On Monday, January 13, the City Council’s Finance Committee agreed to a multi-million dollar settlement to Jennifer Anton, one of three victims seriously injured in the May 2011 drunk driving accident caused by 61-year-old city worker Dwight Washington. The other two victims have already received their settlements awarded from jury verdicts. The combined total of all three awards topped the $16 million mark.

Why was a city worker picking up garbage allowed to drive a city truck while intoxicated?

Well, at the time of the accident, random alcohol and drug testing was only required for those city employees who held commercial driver’s licenses.  But, since Street and Sanitation workers who are assigned to collect garbage and debris did not fall under this criterion, they were exempt from undergoing such testing. Mayor Rahm Emmanuel has since pushed for policy changes to be made in order to prevent such accidents from happening again.

Due to the new policy changes in place, Street and Sanitation Department drivers now must undergo the same random alcohol and drug testing as other positions within the city.

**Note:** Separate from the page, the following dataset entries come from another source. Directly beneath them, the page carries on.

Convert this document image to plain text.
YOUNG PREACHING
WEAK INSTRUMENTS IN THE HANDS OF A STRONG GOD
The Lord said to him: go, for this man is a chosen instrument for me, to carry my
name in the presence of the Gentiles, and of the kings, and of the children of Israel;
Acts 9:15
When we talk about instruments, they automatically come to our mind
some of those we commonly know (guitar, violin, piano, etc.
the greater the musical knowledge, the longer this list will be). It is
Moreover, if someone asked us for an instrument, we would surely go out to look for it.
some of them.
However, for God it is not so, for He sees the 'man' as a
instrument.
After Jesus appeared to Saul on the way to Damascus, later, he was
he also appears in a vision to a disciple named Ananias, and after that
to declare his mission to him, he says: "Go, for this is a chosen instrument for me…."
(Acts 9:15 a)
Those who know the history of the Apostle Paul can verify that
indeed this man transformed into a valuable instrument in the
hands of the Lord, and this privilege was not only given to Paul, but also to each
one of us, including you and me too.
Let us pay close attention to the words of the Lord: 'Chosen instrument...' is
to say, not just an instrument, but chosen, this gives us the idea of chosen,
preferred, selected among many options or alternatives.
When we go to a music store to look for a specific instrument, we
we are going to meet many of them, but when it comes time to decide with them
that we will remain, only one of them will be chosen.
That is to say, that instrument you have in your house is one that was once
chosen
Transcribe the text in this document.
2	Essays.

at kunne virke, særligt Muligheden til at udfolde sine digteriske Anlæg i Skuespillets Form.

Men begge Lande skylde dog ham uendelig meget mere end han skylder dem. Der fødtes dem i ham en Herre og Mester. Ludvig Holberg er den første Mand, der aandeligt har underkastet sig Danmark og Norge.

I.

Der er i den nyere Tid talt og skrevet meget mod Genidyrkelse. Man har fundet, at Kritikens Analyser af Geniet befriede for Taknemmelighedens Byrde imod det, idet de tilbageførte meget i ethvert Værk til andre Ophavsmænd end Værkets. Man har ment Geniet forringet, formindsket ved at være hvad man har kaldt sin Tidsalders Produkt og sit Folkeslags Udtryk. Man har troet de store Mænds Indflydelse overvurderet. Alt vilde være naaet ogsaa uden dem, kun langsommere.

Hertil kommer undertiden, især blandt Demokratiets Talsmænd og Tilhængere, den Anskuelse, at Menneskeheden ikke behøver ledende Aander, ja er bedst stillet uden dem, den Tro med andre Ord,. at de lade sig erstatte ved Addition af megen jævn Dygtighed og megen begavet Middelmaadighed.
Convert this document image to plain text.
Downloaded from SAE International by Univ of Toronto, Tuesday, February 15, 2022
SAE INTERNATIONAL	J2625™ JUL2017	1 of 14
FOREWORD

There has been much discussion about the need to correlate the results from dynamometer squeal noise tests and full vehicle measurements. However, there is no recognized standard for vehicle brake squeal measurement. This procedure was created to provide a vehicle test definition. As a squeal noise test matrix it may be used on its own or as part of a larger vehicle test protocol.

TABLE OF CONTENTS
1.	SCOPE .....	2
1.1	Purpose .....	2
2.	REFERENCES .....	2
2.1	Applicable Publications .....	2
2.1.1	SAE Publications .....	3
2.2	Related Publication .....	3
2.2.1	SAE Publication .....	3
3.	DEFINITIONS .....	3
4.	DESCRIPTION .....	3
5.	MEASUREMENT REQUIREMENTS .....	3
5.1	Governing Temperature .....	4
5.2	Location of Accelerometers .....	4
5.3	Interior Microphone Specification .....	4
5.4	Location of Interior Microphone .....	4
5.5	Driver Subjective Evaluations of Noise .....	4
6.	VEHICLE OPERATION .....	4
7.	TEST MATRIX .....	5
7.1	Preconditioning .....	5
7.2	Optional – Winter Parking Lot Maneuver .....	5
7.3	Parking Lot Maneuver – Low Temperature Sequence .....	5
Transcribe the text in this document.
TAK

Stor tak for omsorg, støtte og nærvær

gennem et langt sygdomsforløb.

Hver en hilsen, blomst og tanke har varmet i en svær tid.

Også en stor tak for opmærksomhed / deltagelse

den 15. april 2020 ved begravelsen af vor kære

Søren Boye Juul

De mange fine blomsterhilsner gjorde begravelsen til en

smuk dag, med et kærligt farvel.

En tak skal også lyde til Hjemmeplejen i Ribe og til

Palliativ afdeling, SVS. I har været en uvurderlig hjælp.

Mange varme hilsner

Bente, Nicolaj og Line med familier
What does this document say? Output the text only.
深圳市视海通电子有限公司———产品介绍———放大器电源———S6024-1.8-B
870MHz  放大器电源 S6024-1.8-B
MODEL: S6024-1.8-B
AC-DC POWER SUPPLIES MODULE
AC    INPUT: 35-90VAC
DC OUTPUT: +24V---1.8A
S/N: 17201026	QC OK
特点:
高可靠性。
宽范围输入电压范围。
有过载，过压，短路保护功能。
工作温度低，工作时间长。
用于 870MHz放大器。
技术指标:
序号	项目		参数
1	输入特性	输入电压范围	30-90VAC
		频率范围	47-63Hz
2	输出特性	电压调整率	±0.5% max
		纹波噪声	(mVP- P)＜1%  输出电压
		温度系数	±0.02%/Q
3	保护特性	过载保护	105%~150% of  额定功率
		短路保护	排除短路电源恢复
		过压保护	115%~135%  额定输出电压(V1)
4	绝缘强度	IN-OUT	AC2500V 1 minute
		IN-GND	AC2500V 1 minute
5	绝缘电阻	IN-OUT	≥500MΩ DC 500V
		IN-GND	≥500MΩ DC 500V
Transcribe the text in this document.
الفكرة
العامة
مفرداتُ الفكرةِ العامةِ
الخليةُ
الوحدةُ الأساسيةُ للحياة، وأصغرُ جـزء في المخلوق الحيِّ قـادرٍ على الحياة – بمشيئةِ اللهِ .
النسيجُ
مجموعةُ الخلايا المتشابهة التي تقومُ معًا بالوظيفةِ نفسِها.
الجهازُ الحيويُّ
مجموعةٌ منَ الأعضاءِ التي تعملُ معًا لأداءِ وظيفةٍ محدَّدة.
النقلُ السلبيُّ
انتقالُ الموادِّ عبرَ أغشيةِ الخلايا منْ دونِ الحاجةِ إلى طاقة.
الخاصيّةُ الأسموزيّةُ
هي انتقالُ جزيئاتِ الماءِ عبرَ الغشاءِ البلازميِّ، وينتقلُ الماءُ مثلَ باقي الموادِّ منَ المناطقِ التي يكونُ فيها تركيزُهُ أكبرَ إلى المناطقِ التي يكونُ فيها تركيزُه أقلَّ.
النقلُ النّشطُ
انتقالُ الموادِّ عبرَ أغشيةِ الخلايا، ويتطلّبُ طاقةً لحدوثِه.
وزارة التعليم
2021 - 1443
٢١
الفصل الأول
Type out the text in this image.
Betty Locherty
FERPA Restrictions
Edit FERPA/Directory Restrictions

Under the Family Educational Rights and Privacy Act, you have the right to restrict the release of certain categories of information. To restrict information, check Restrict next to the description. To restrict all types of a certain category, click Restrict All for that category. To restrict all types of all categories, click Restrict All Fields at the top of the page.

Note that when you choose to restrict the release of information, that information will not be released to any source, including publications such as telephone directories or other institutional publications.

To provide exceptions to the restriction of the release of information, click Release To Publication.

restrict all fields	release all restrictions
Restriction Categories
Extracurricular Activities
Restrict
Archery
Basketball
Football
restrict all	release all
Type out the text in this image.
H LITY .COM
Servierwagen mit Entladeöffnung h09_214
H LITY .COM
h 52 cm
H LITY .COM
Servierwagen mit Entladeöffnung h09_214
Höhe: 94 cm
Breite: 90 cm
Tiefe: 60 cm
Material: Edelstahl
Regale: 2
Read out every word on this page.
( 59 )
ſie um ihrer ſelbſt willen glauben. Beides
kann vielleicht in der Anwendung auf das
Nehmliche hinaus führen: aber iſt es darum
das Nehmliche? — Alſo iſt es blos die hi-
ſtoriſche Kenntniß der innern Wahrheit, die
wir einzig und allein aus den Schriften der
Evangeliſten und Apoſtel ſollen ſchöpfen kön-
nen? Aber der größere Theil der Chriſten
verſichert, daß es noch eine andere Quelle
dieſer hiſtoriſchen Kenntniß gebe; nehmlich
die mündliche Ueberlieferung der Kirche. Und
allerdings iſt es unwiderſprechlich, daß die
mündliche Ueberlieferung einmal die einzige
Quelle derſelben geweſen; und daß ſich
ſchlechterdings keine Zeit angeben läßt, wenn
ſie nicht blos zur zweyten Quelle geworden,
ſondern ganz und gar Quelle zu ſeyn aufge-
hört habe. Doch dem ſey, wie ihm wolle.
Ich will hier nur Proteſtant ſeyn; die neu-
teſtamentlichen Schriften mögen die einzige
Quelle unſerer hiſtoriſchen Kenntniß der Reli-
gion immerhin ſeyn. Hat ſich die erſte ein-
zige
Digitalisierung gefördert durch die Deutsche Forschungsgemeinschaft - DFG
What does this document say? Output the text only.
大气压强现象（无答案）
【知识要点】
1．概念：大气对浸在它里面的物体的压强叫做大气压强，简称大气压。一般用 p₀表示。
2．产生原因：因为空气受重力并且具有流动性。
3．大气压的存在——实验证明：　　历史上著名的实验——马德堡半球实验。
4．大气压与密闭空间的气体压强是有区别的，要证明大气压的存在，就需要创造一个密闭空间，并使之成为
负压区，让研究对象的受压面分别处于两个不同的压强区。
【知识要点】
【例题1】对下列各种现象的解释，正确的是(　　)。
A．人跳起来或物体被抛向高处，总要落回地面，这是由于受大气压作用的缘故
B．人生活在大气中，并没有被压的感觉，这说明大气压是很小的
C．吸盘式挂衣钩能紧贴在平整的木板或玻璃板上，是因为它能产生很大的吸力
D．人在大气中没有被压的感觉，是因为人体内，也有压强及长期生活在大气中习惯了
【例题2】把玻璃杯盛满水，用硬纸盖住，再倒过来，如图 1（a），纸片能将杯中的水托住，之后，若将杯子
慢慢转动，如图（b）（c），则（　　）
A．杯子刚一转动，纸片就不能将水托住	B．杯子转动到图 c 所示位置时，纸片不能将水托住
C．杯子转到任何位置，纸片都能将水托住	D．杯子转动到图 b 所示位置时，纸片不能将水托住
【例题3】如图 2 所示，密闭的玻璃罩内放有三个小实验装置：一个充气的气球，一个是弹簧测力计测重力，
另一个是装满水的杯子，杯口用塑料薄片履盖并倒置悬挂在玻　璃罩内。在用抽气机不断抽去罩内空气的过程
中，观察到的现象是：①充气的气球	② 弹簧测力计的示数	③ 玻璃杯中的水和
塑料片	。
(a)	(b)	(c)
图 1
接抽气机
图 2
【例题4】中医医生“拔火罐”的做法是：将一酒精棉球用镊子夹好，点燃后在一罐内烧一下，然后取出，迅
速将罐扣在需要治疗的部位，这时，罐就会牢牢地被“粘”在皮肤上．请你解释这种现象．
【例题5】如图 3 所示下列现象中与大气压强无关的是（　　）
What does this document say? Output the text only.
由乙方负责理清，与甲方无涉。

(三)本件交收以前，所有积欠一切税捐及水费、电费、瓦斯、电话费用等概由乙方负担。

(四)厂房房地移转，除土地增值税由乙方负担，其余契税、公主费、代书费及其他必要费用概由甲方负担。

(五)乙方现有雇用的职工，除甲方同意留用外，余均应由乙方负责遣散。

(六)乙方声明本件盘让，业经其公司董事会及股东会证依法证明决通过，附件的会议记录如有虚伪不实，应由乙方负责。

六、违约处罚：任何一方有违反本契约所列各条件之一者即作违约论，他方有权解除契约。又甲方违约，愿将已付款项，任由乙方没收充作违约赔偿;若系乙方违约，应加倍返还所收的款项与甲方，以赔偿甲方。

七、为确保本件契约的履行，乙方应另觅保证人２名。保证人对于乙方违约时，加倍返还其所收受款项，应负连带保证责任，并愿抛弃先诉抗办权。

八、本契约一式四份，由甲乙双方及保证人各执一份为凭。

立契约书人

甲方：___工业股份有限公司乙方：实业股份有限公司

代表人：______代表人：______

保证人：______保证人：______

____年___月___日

Apparently, this was not Washington’s first offense, either. About one year before the 2011 crash occurred, Washington was involved in another job-related accident that caused property damage. After that incident, he was apparently drug tested, and results came back negative. Washington was given an “oral reprimand” as a result.

Because of one man’s negligence, and a city’s insufficient safety policies for its workers, Jennifer Anton was critically injured while walking down the street with the 20-month-old child she was caring for. Fortunately, she was able to push the toddler out of the way in time. However, she was not so lucky. As a result, Anton suffered severe injuries below her waist. Virtually every bone on the lower half of her body was shattered, along with a fractured pelvis and hips. The skin tissue on her legs was also torn off due to the accident.

In all, seven individuals were injured to some degree on that fateful day. Hopefully, this costly choice will teach Washington, and the city of Chicago a valuable lesson about the roles they play in public safety. Policy and accountability matter!